Commercial KV: No agreement in the third round

Commercial KV: No agreement in the third round

The positions between the employers and the trade union are still too far apart, the social partners want to try a new talk on November 22nd. The commercial KV applies to over 400,000 employees.

For employer negotiator Rainer Trefelik, it is “completely incomprehensible why the GPA is still stonewalling and categorically rejecting our 7 percent offer, which consists of the KV table increase and tax-attractive premium payments,” he said Thursday evening after the demolition according to a broadcast.

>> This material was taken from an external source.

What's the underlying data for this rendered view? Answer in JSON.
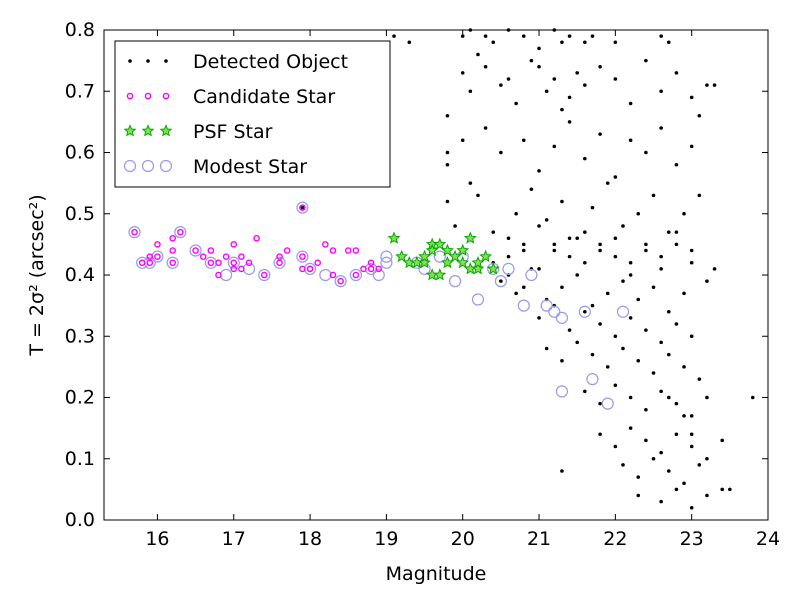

The union entered the race by demanding a 10 percent pay rise and refusing to pay bonuses. “It is shameful to present a 3 percent one-off payment that only has a one-time effect as a generous offer. But the price increase has a permanent effect,” said the chief trade union negotiator, Helga Fichtinger. “Employers’ offer of a 4 percent pay rise and a one-time payment is far from what workers need right now.” The employee representatives announced the first rallies in public spaces in Vienna and Salzburg for November 16.

The employers offer an increase in the starting salary from 1,800 to 1,900 euros gross and an increase in the apprentice’s income to 800 euros in the first year of apprenticeship, to 1,000 euros in the second and to 1,280 euros in the third year of apprenticeship.

In addition, a tax-free bonus. According to trade chairman Trefelik, the premium for the starting salary is 756 euros net. With a gross salary of 2,000 euros, it is 840 euros and with a salary of 3,000 euros, the bonus is 1,260 euros net. Apprentices should also get the bonus. It would be 200 euros in the first year of training, 300 euros in the second and 400 euros in the third year.

“It is incomprehensible why the union wants to deny the commercial employees this money,” says Trefelik. Well-known retail employers have agreed to pay out the tax-free annual bonus for 2023 this year.

Trefelik sees the situation in retail differently than in other sectors. “The increased energy costs and the reluctance to buy among consumers, which is still noticeable in many retail sectors, do not allow much leeway,” said the industry representative.